Cape to change law to hire new municipal judge
Friday, September 12, 2003
In a move that violates current city law, the Cape Girardeau City Council hired a municipal judge who doesn't live here.
A divided council -- behind closed doors on Aug. 18 -- chose Cape Girardeau County part-time prosecutor Teresa Bright-Pearson, who lives in East Prairie, Mo., as the city's next municipal judge. To make it legal, the council has to change a city ordinance on residency requirements for a municipal judge.
The revised ordinance is scheduled for final approval at Monday night's council meeting, which begins at 7 p.m. at city hall.
Mayor Jay Knudtson said he planned to announce her hiring after the council's final vote on the ordinance. "We can't officially employ her until after the ordinance is changed," he said.
The issue has sparked criticism from some Cape Girardeau lawyers who say a city job should go to a city resident, not an out-of-town lawyer.
But Knudtson said, with today's technology of fax machines and electronic mail, there's no longer a need for a municipal judge to live in the city, although state law requires Missouri's municipal judges to be state residents.
Knudtson said having a non-resident as judge could insulate her from undue public pressure. "It may even allow the judge to be even more objective," the mayor said.
Bright-Pearson -- a former federal prosecutor and former Mississippi County prosecuting attorney -- will begin her duties Oct. 1 under a two-year contract that will pay her $49,000 a year for the part-time job, which requires her to preside over municipal court at city hall for two days each week. She had been making $21,804 as a part-time county prosecutor.
Knudtson defended the council's related decision to raise the salary of municipal judge by $12,500, saying Cape Girardeau has been paying its municipal judge far less than what comparable cities offer. Lawyers, he said, can make much higher salaries in private practice.
Bright-Pearson was chosen on a 4-3 vote over another finalist, Cape Girardeau lawyer Mercedes Fort. Knudtson and council members Matt Hopkins, Jay Purcell and Charlie Herbst voted for Bright-Pearson.
Council members Hugh White, Evelyn Boardman and Marcia Ritter voted against hiring her. The residency issue was a factor in the "no" votes of at least two of the three council members.
White said it was a concern, but not "an overwhelming factor." Once the decision was made, White said he felt it was important for the entire council to back the person hired.
Ritter said ultimately it came down to a majority vote. "Obviously to the four who voted for her, residency was not an issue, period," Ritter said.
Boardman couldn't be reached Thursday.
Bright-Pearson will replace municipal judge Kim Price, who has served as judge since May 2001. Price said she's leaving to take a job with the Osburn, Hine, Kuntze, Yates and Murphy law firm of Cape Girardeau.
Reasons for residency
Pat McMenamin, a lawyer who lives in Cape Girardeau and works as an assistant public defender, said there are good reasons to require a municipal judge to live in Cape Girardeau, including the judge's availability to sign warrants and be available for emergencies.

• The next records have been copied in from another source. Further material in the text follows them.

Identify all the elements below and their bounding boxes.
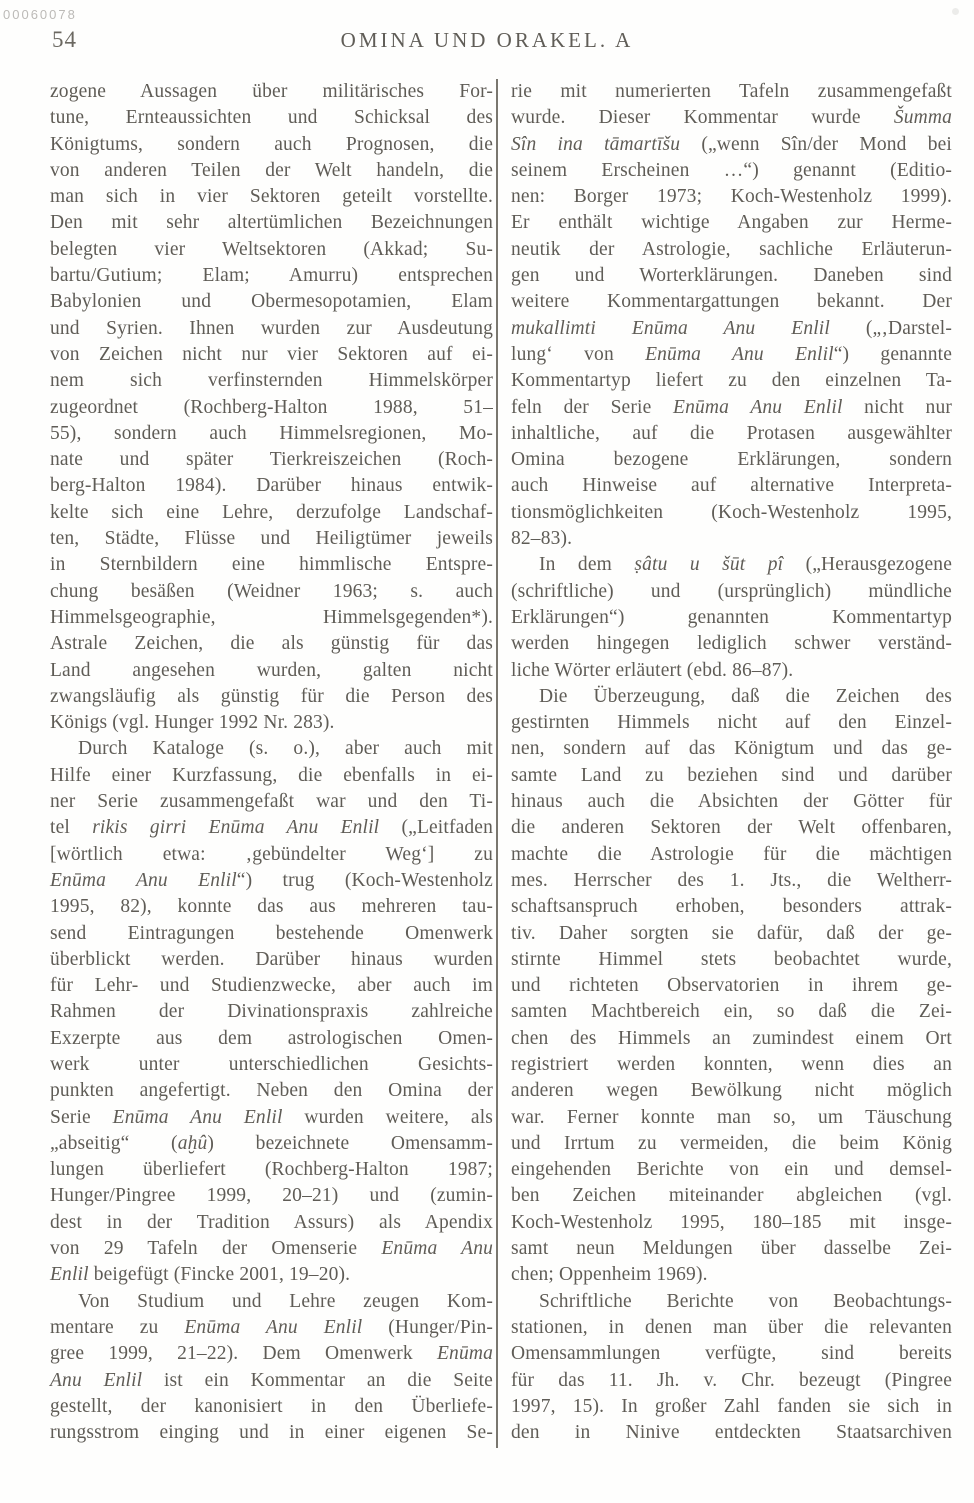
text-line: tel rikis girri Enūma Anu Enlil („Leitfa…: [50, 815, 493, 841]
text-line: inhaltliche, auf die Protasen ausgewählt…: [511, 421, 952, 447]
text-line: feln der Serie Enūma Anu Enlil nicht nur: [511, 395, 952, 421]
text-line: Von Studium und Lehre zeugen Kom-: [50, 1289, 493, 1315]
text-line: Königs (vgl. Hunger 1992 Nr. 283).: [50, 710, 493, 736]
text-line: In dem ṣâtu u šūt pî („Herausgezogene: [511, 552, 952, 578]
text-line: Erklärungen“) genannten Kommentartyp: [511, 605, 952, 631]
text-line: und Irrtum zu vermeiden, die beim König: [511, 1131, 952, 1157]
text-line: Babylonien und Obermesopotamien, Elam: [50, 289, 493, 315]
scan-artifact: [952, 8, 959, 15]
text-line: und richteten Observatorien in ihrem ge-: [511, 973, 952, 999]
text-line: gree 1999, 21–22). Dem Omenwerk Enūma: [50, 1341, 493, 1367]
text-line: eingehenden Berichte von ein und demsel-: [511, 1157, 952, 1183]
text-line: Astrale Zeichen, die als günstig für das: [50, 631, 493, 657]
text-line: dest in der Tradition Assurs) als Apendi…: [50, 1210, 493, 1236]
text-line: anderen wegen Bewölkung nicht möglich: [511, 1078, 952, 1104]
paragraph: rie mit numerierten Tafeln zusammengefaß…: [511, 79, 952, 552]
text-line: Hunger/Pingree 1999, 20–21) und (zumin-: [50, 1183, 493, 1209]
text-line: 55), sondern auch Himmelsregionen, Mo-: [50, 421, 493, 447]
text-line: samten Machtbereich ein, so daß die Zei-: [511, 999, 952, 1025]
text-line: gestellt, der kanonisiert in den Überlie…: [50, 1394, 493, 1420]
text-line: war. Ferner konnte man so, um Täuschung: [511, 1105, 952, 1131]
text-line: stationen, in denen man über die relevan…: [511, 1315, 952, 1341]
text-line: wurde. Dieser Kommentar wurde Šumma: [511, 105, 952, 131]
text-line: liche Wörter erläutert (ebd. 86–87).: [511, 658, 952, 684]
text-line: nem sich verfinsternden Himmelskörper: [50, 368, 493, 394]
text-line: stirnte Himmel stets beobachtet wurde,: [511, 947, 952, 973]
paragraph: zogene Aussagen über militärisches For-t…: [50, 79, 493, 736]
paragraph: In dem ṣâtu u šūt pî („Herausgezogene(sc…: [511, 552, 952, 683]
text-line: und Syrien. Ihnen wurden zur Ausdeutung: [50, 316, 493, 342]
text-line: Sîn ina tāmartīšu („wenn Sîn/der Mond be…: [511, 132, 952, 158]
text-line: nate und später Tierkreiszeichen (Roch-: [50, 447, 493, 473]
text-line: Himmelsgeographie, Himmelsgegenden*).: [50, 605, 493, 631]
text-line: Koch-Westenholz 1995, 180–185 mit insge-: [511, 1210, 952, 1236]
scanned-page: { "page": { "scan_number": "00060078", "…: [0, 0, 974, 1503]
text-line: registriert werden konnten, wenn dies an: [511, 1052, 952, 1078]
text-line: 1997, 15). In großer Zahl fanden sie sic…: [511, 1394, 952, 1420]
text-line: ben Zeichen miteinander abgleichen (vgl.: [511, 1183, 952, 1209]
text-line: Enūma Anu Enlil“) trug (Koch-Westenholz: [50, 868, 493, 894]
text-line: chung besäßen (Weidner 1963; s. auch: [50, 579, 493, 605]
text-line: Kommentartyp liefert zu den einzelnen Ta…: [511, 368, 952, 394]
column-divider-rule: [496, 79, 498, 1448]
page-header-title: OMINA UND ORAKEL. A: [0, 28, 974, 53]
text-line: schaftsanspruch erhoben, besonders attra…: [511, 894, 952, 920]
text-line: mentare zu Enūma Anu Enlil (Hunger/Pin-: [50, 1315, 493, 1341]
text-line: machte die Astrologie für die mächtigen: [511, 842, 952, 868]
paragraph: Die Überzeugung, daß die Zeichen desgest…: [511, 684, 952, 1289]
text-line: hinaus auch die Absichten der Götter für: [511, 789, 952, 815]
text-line: nen, sondern auf das Königtum und das ge…: [511, 736, 952, 762]
text-line: zugeordnet (Rochberg-Halton 1988, 51–: [50, 395, 493, 421]
text-line: samt neun Meldungen über dasselbe Zei-: [511, 1236, 952, 1262]
column-left: zogene Aussagen über militärisches For-t…: [50, 79, 493, 1446]
paragraph: Durch Kataloge (s. o.), aber auch mitHil…: [50, 736, 493, 1288]
text-line: Durch Kataloge (s. o.), aber auch mit: [50, 736, 493, 762]
text-line: man sich in vier Sektoren geteilt vorste…: [50, 184, 493, 210]
text-line: zogene Aussagen über militärisches For-: [50, 79, 493, 105]
scan-id-stamp: 00060078: [3, 7, 77, 22]
text-line: zwangsläufig als günstig für die Person …: [50, 684, 493, 710]
text-line: Exzerpte aus dem astrologischen Omen-: [50, 1026, 493, 1052]
text-line: den in Ninive entdeckten Staatsarchiven: [511, 1420, 952, 1446]
text-line: tionsmöglichkeiten (Koch-Westenholz 1995…: [511, 500, 952, 526]
text-line: werden hingegen lediglich schwer verstän…: [511, 631, 952, 657]
text-line: von Zeichen nicht nur vier Sektoren auf …: [50, 342, 493, 368]
text-line: belegten vier Weltsektoren (Akkad; Su-: [50, 237, 493, 263]
text-line: überblickt werden. Darüber hinaus wurden: [50, 947, 493, 973]
text-line: auch Hinweise auf alternative Interpreta…: [511, 473, 952, 499]
text-line: tiv. Daher sorgten sie dafür, daß der ge…: [511, 921, 952, 947]
text-line: von 29 Tafeln der Omenserie Enūma Anu: [50, 1236, 493, 1262]
text-line: kelte sich eine Lehre, derzufolge Landsc…: [50, 500, 493, 526]
text-line: 1995, 82), konnte das aus mehreren tau-: [50, 894, 493, 920]
text-line: werk unter unterschiedlichen Gesichts-: [50, 1052, 493, 1078]
text-line: Den mit sehr altertümlichen Bezeichnunge…: [50, 210, 493, 236]
text-line: tune, Ernteaussichten und Schicksal des: [50, 105, 493, 131]
text-line: die anderen Sektoren der Welt offenbaren…: [511, 815, 952, 841]
text-line: 82–83).: [511, 526, 952, 552]
text-line: Omina bezogene Erklärungen, sondern: [511, 447, 952, 473]
text-line: Anu Enlil ist ein Kommentar an die Seite: [50, 1368, 493, 1394]
text-line: weitere Kommentargattungen bekannt. Der: [511, 289, 952, 315]
text-line: bartu/Gutium; Elam; Amurru) entsprechen: [50, 263, 493, 289]
text-line: chen des Himmels an zumindest einem Ort: [511, 1026, 952, 1052]
paragraph: Von Studium und Lehre zeugen Kom-mentare…: [50, 1289, 493, 1447]
text-line: Enlil beigefügt (Fincke 2001, 19–20).: [50, 1262, 493, 1288]
text-line: lungen überliefert (Rochberg-Halton 1987…: [50, 1157, 493, 1183]
text-line: für Lehr- und Studienzwecke, aber auch i…: [50, 973, 493, 999]
text-line: rie mit numerierten Tafeln zusammengefaß…: [511, 79, 952, 105]
text-block: zogene Aussagen über militärisches For-t…: [50, 79, 952, 1448]
text-line: „abseitig“ (aḫû) bezeichnete Omensamm-: [50, 1131, 493, 1157]
text-line: ten, Städte, Flüsse und Heiligtümer jewe…: [50, 526, 493, 552]
text-line: nen: Borger 1973; Koch-Westenholz 1999).: [511, 184, 952, 210]
text-line: Serie Enūma Anu Enlil wurden weitere, al…: [50, 1105, 493, 1131]
text-line: gen und Worterklärungen. Daneben sind: [511, 263, 952, 289]
text-line: von anderen Teilen der Welt handeln, die: [50, 158, 493, 184]
text-line: punkten angefertigt. Neben den Omina der: [50, 1078, 493, 1104]
text-line: [wörtlich etwa: ‚gebündelter Weg‘] zu: [50, 842, 493, 868]
paragraph: Schriftliche Berichte von Beobachtungs-s…: [511, 1289, 952, 1447]
text-line: Hilfe einer Kurzfassung, die ebenfalls i…: [50, 763, 493, 789]
text-line: gestirnten Himmels nicht auf den Einzel-: [511, 710, 952, 736]
text-line: mukallimti Enūma Anu Enlil („‚Darstel-: [511, 316, 952, 342]
text-line: für das 11. Jh. v. Chr. bezeugt (Pingree: [511, 1368, 952, 1394]
text-line: neutik der Astrologie, sachliche Erläute…: [511, 237, 952, 263]
text-line: ner Serie zusammengefaßt war und den Ti-: [50, 789, 493, 815]
text-line: Er enthält wichtige Angaben zur Herme-: [511, 210, 952, 236]
text-line: lung‘ von Enūma Anu Enlil“) genannte: [511, 342, 952, 368]
text-line: Rahmen der Divinationspraxis zahlreiche: [50, 999, 493, 1025]
text-line: Omensammlungen verfügte, sind bereits: [511, 1341, 952, 1367]
text-line: rungsstrom einging und in einer eigenen …: [50, 1420, 493, 1446]
text-line: in Sternbildern eine himmlische Entspre-: [50, 552, 493, 578]
text-line: send Eintragungen bestehende Omenwerk: [50, 921, 493, 947]
text-line: seinem Erscheinen …“) genannt (Editio-: [511, 158, 952, 184]
text-line: mes. Herrscher des 1. Jts., die Weltherr…: [511, 868, 952, 894]
text-line: Schriftliche Berichte von Beobachtungs-: [511, 1289, 952, 1315]
text-line: samte Land zu beziehen sind und darüber: [511, 763, 952, 789]
text-line: Die Überzeugung, daß die Zeichen des: [511, 684, 952, 710]
text-line: (schriftliche) und (ursprünglich) mündli…: [511, 579, 952, 605]
column-right: rie mit numerierten Tafeln zusammengefaß…: [511, 79, 952, 1446]
text-line: Land angesehen wurden, galten nicht: [50, 658, 493, 684]
text-line: chen; Oppenheim 1969).: [511, 1262, 952, 1288]
text-line: Königtums, sondern auch Prognosen, die: [50, 132, 493, 158]
text-line: berg-Halton 1984). Darüber hinaus entwik…: [50, 473, 493, 499]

McMenamin, who was not an applicant for the job, said a local judge shares a sense of community with the city residents he or she serves. Hiring a Cape Girardeau resident also would help ensure that the judge's paycheck is spent in the local economy, he said.
Longtime Cape Girardeau lawyer Al Spradling Jr., father of former Cape Girardeau mayor Al Spradling III, said scrapping the residency requirement is a bad idea.
"I think it is the most absurd damn thing I've ever heard of," he said.
Spradling said the decision sets a bad precedent regarding other top positions in the city.
Knudtson said four lawyers applied for the advertised job of municipal judge. Three of them were from Cape Girardeau: Fort, Matthew Hill and city prosecutor Reagan Holliday.
Both Fort and Hill questioned the council's decision to hire an out-of-town lawyer and said their criticism wasn't sour grapes, but a philosophical concern.
"That person knows what the value system of the community is and can support it," Fort said.
Hill said the council had qualified Cape Girardeau residents from which to choose.
Knudtson said much of the criticism has come from defense lawyers who are alarmed by the prospect of having to represent clients before a tough judge. The mayor said he and other council members wanted a conservative judge who would punish lawbreakers.
Bright-Pearson said she can do the job without living in Cape Girardeau. She said she's worked as a federal and then a county prosecutor in the Cape Girardeau area since 1997.
She said she'll hold municipal court in Cape Girardeau twice a week and travel here at other times when necessary. "I am not two hours away, I am 40 minutes away," she said.
Price, the current judge, agreed that, with faxes and e-mail, there is no reason why Bright-Pearson can't handle the outside-the-courtroom duties from home. Warrants can be authorized via a fax machine from home, she said.